#include <EnableInterrupt.h>     // https://www.arduino.cc/reference/en/libraries/enableinterrupt/
// For https://forum.arduino.cc/t/control-a-wind-turbine-direction-thanks-to-a-program/962692/
// with wind simulation code

#include <Servo.h>

 

unsigned long displayTimer = millis();     // Tempo pour affichage

 

#define anemometrePin A2     // Pin ou est connecté l'anémomètre

 

float anemometreKmH = 0.0;     // Vitesse du vent

const float anemometreKmHimpuls = 2.4;     // KmH par impulsion

volatile int anenometreImpulsions = 0;     // Compteur d'impulsions 1/sec = 2.4 kmH

 

unsigned long anemometreTempoStart= millis();     // Début periode de comptage

int anemometreTempo= 2;     // Période de comptage 2sec.

 

#define servoAnemoPin A0     // Pin ou est connecté le servo (Ex pluvio)

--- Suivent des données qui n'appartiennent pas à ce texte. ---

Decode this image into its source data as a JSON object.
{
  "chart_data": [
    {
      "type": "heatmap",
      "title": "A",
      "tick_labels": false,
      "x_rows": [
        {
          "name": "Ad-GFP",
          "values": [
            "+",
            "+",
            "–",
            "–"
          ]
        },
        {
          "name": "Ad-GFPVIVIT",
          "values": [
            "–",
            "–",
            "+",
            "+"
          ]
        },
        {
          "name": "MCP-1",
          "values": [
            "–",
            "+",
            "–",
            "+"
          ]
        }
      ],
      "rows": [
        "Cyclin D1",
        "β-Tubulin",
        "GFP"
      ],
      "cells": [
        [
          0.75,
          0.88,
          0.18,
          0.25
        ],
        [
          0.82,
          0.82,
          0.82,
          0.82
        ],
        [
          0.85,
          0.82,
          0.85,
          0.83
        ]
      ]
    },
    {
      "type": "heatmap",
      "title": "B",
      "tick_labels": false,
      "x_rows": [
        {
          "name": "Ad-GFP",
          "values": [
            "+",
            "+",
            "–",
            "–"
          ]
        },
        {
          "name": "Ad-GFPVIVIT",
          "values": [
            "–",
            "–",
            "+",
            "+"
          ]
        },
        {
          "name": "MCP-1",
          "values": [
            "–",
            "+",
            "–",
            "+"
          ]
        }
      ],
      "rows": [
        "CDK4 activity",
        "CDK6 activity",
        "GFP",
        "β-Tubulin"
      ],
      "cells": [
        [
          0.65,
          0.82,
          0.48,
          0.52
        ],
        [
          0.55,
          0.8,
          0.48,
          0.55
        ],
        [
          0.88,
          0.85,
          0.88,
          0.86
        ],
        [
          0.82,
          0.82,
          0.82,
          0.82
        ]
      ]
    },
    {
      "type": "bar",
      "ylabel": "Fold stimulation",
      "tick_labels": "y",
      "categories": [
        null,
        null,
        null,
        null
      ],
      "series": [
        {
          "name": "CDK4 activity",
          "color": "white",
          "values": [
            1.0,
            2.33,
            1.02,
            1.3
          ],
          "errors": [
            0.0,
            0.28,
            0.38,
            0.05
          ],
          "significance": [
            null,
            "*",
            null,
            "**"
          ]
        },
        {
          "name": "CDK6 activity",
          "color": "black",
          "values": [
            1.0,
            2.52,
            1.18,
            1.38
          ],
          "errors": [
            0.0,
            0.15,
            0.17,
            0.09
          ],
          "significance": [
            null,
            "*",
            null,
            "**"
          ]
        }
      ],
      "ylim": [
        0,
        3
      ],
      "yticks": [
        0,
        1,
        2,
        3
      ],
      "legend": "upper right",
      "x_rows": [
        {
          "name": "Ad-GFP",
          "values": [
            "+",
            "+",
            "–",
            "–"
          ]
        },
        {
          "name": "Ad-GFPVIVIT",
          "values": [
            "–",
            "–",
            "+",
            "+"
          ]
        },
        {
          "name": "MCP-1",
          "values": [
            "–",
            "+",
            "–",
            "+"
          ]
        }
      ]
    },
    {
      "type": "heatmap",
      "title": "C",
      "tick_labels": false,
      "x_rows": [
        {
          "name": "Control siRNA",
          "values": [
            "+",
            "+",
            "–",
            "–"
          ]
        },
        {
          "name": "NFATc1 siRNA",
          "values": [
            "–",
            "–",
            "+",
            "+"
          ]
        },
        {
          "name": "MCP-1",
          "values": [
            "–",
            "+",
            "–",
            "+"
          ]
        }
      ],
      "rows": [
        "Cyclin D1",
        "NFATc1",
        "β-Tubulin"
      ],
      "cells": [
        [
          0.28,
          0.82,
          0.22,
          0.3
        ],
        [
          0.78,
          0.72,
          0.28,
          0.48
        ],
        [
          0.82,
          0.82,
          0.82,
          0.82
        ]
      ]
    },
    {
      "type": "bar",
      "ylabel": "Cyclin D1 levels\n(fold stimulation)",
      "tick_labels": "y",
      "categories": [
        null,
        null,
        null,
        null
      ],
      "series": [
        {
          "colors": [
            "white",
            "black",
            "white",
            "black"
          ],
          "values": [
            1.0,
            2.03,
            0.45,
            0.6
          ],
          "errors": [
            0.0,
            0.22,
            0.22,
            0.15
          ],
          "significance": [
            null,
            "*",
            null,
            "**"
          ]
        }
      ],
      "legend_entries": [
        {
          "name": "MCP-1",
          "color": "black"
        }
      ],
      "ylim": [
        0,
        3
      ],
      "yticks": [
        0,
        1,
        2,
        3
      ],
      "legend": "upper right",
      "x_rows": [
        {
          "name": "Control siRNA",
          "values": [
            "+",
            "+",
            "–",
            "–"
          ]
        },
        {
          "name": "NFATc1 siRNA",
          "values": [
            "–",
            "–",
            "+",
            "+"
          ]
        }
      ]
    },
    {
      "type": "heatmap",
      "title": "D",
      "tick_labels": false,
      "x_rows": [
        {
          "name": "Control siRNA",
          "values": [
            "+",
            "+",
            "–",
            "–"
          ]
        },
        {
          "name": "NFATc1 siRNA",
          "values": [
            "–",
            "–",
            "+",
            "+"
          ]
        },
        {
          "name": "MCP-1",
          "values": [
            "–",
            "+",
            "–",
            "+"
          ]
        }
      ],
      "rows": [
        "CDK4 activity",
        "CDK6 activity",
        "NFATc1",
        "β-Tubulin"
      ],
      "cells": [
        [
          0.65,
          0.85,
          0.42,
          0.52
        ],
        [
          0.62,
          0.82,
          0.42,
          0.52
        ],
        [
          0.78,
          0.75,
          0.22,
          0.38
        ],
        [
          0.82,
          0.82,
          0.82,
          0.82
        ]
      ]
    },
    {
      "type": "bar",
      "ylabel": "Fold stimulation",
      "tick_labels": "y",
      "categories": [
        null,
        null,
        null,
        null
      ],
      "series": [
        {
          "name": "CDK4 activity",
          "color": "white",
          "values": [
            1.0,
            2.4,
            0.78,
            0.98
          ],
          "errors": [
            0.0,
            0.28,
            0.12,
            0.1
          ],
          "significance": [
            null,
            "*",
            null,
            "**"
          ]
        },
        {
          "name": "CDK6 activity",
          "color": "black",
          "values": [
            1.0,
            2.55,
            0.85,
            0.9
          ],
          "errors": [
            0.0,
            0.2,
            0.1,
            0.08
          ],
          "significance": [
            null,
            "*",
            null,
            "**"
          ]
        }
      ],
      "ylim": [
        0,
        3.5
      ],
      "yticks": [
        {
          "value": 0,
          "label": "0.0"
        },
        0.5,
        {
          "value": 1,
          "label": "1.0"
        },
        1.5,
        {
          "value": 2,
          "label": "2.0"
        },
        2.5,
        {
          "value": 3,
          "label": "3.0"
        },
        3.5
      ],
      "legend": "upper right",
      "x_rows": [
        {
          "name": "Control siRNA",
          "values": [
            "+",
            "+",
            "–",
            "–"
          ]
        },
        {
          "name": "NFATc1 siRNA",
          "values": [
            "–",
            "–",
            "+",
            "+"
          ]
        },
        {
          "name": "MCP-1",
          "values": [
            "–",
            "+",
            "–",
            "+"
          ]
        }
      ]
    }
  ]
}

int servoPositionBas = 20;     // Position bas en degrés

int servoPositionHaut = 110;     // Position haut en degrés

 

Servo servoAnemo;  // creation de l'objet servo

int servoPosition = 0;     // Position actuelle

const float servoActionLimite = 5.0;     // Limite d'action

 

void setup()

{

  Serial.begin(9600);

 

  pinMode(anemometrePin, INPUT_PULLUP);

  enableInterrupt(anemometrePin, anemImpulsionMesure, RISING);

 

  servoAnemo.attach(servoAnemoPin);  // Attacher le servo sur la pin servoAnemoPin

 

  Serial.println("\nProchaine mesure dans " + String(anemometreTempo) + " secondes");

  servoAnemo.write(servoPositionBas);

}

int simAnalogPin = 0; // simulated anemometer ADC

void loop()
{
  simulateWind();
  // int anemometreDirectionADC = analogRead(???);
  int anemometreDirectionADC = simAnalogPin;
  if (millis() - anemometreTempoStart >= (anemometreTempo*1000))     // Toutes les anemometreTempo millisecondes
  {
    anemometreKmH = ((float)anenometreImpulsions * anemometreKmHimpuls)/(float)anemometreTempo;
    Serial.print("Vitesse " + String(anemometreKmH) + " km/h");
    anenometreImpulsions = 0;
    anemometreTempoStart = millis();
    if (anemometreKmH <= servoActionLimite)
    {
      servoPosition = servoPositionBas;
    }
    else if (anemometreKmH > servoActionLimite)
    {
      servoPosition = servoPositionHaut;
    }
    Serial.println("\tServo = " + String(servoPosition));
    servoAnemo.write(servoPosition);
  }
}

//     Traitement de l'interrupt
void anemImpulsionMesure()
{
  anenometreImpulsions ++;
}

void simulateWind(void){
  // per https://forum.arduino.cc/t/control-a-wind-turbine-direction-thanks-to-a-program/962692

  const unsigned long interval = 100UL;
  static unsigned long last = -interval;
  static int tick = 0;
  static float speed = 0;
  static float direction = 0;
  const float vaneResistanceK[] ={64.4,39.2,99.7,54.4,119.4,33.8,47.1,27.2};
  const float vanePullupK = 10;
  int dirIndex;
  float simImpulsions = 0;
  if(millis() - last >= interval){
    if( tick == 0 ){ //choose a different direction 
       speed = 0.1*random(0,1000);
       direction = random(0,359);
       dirIndex = floor(direction/45);
       Serial.print("simulateWind: ");
       Serial.print(speed);
       Serial.print("km/h, ");
       Serial.print(direction);
       Serial.print("°, simAnalogPin: ");
       Serial.print(simAnalogPin);
       Serial.println(" counts");
    }
    // update simulation time
    tick = (tick + 1) % (30000/interval) ; // every 30 seconds... 
    last += interval;
    // update sensors with simulated data:
    dirIndex = floor(direction/45);
    simImpulsions += speed * interval/ 1000 /anemometreKmHimpuls;
    noInterrupts();
    anenometreImpulsions += floor(simImpulsions);
    interrupts();
    simImpulsions -= floor(simImpulsions);
    // windvane pot per https://forum.arduino.cc/t/control-a-wind-turbine-direction-thanks-to-a-program/962692/5
    simAnalogPin= 1023*vaneResistanceK[dirIndex]/(vaneResistanceK[dirIndex]+vanePullupK);
  }
}